Revenue growing at 79% CAGR. Again, this is a very conservative number from my perspective. Also, as per Eric (CEO), he expects the revenue to be somewhere between 2.6B – 3.8B with 10,000 Saphyrs sold. In my calculation, we hit 10k mark in year 2029. We can see total revenue is around 2.3B, lower than Eric’s estimation. Though my consumables estimate is between his expectation. Its just the sale of Saphyr that seems to be off. I’m assuming 65% will be sales and 35% will be rent by 2029. Maybe more of sales and less of rent might be a better estimate??
Currently BNGO’s margin is around 33%. To be very conservative, I haven’t increased margin by a lot. I’m estimating margin to steadily grow throughout the years.
This is any other costs over operating expenses, just being more conservative. I’m increasing it at a rate of 20-30% over the years at a 25% CAGR.
You can see BNGO will start to be profitable by year 2024. It will really start to pick up in net profits in year 2026+.
Weighted Average Cost of Capital (WACC):
Formula: Cost of Equity + Cost of Debt
Cost of Equity = Risk Free Rate + Beta*(Market Rate – Risk Free Rate)
Risk Free Rate = 10Yr Treasury Bond = 1.75%
Market Rate = 8%
Beta = 2
Cost of Debt = 0 (As BNGO rarely have any debt)
WACC = 14%
Free Cash Flow:
Assumed Net Profits as a source of free cash flow available to the company.

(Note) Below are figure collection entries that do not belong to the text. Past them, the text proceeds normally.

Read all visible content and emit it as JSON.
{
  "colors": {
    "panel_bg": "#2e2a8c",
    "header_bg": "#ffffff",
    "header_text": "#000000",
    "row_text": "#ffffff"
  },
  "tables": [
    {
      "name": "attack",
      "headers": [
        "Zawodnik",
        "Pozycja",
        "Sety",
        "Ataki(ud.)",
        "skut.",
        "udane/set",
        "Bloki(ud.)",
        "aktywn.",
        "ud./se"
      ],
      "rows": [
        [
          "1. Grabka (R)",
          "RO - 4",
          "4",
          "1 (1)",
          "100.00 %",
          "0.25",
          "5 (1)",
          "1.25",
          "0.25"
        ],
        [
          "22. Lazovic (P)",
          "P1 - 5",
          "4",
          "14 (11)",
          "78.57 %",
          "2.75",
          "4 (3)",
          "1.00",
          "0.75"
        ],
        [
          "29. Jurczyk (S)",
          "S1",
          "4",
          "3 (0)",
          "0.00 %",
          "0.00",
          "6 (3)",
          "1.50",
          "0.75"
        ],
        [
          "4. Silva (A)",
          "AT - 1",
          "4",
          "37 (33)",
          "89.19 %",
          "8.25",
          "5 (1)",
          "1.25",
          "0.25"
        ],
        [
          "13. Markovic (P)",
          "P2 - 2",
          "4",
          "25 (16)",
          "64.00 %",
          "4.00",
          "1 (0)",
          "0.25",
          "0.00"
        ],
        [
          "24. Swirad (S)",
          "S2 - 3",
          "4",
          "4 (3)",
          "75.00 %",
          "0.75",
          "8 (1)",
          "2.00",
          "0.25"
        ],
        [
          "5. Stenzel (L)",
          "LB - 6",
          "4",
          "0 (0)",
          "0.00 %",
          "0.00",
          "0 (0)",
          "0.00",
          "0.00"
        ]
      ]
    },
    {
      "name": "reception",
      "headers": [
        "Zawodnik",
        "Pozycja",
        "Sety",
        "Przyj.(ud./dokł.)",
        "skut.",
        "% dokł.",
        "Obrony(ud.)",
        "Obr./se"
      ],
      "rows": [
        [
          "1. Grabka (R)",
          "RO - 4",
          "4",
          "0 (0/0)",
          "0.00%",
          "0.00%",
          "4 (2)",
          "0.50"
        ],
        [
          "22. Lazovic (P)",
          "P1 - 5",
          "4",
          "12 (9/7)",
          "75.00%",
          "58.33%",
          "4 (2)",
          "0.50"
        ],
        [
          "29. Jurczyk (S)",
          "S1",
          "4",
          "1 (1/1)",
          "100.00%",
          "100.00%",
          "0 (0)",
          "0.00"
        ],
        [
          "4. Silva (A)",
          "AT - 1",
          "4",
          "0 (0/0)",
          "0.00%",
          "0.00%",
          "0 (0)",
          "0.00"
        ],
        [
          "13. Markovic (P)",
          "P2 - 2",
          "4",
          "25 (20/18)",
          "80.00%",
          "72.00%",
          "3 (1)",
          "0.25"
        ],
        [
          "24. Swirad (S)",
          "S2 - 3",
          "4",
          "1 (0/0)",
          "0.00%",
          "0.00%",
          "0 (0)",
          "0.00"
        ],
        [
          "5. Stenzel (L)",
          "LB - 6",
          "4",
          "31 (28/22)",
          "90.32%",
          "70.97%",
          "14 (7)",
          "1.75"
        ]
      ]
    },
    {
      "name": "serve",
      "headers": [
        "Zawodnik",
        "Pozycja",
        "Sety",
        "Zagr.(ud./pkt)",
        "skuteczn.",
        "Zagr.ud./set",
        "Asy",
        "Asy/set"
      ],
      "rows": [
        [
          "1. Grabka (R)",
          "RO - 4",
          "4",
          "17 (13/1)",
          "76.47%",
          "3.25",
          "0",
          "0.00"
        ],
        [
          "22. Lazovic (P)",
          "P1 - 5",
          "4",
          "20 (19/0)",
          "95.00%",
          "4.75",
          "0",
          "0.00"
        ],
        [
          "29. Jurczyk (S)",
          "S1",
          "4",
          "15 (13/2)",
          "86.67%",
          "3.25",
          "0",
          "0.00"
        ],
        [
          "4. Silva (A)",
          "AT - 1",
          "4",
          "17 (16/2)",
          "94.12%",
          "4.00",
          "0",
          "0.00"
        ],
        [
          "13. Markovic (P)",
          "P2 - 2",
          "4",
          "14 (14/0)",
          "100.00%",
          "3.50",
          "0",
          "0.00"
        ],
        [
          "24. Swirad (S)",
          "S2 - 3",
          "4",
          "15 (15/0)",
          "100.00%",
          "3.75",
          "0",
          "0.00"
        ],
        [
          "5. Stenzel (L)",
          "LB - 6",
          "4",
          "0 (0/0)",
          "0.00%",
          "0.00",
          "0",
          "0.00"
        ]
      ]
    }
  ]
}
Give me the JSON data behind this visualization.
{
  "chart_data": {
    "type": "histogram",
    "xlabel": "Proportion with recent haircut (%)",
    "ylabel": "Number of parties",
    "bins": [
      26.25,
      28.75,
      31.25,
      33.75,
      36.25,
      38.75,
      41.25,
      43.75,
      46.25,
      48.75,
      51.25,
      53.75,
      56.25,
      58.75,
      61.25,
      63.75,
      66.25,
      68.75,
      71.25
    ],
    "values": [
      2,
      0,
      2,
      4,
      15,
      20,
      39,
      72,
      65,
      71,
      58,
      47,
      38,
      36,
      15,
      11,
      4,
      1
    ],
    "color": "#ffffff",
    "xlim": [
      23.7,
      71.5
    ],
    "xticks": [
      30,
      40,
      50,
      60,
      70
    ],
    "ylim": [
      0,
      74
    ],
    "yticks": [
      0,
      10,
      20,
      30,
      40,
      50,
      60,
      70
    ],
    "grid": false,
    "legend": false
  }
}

Assumed a 3% industry average for BNGO. Although this is very unlikely because BNGO is far away from its maturity stage. But for ease of calculation purpose, BNGO will grow at 3% for the rest of its life.
After discounting all the CFs for 10 years at 14%, it gives me the company value to be around 5.5B. This is about 3x the current market cap.
The current outstanding shares are 279M. For the sake of dilution articles out there, lets say BNGO raises extra $350M and lets say at $7 price, this would mean extra 50M shares. So, out outstanding would now be 329M.
Price per Share:
With the 5.5B MV and 279M O/S share, this gives me a share price of $20. This is about 3x the current share price. Giving a potential upside of about 200%. Even with the extra $350M offering, the price would fall to $16.7 per share.
Well, in any case, as per my assumptions in the discounted cashflow method, BNGO seems to be heavily discounted.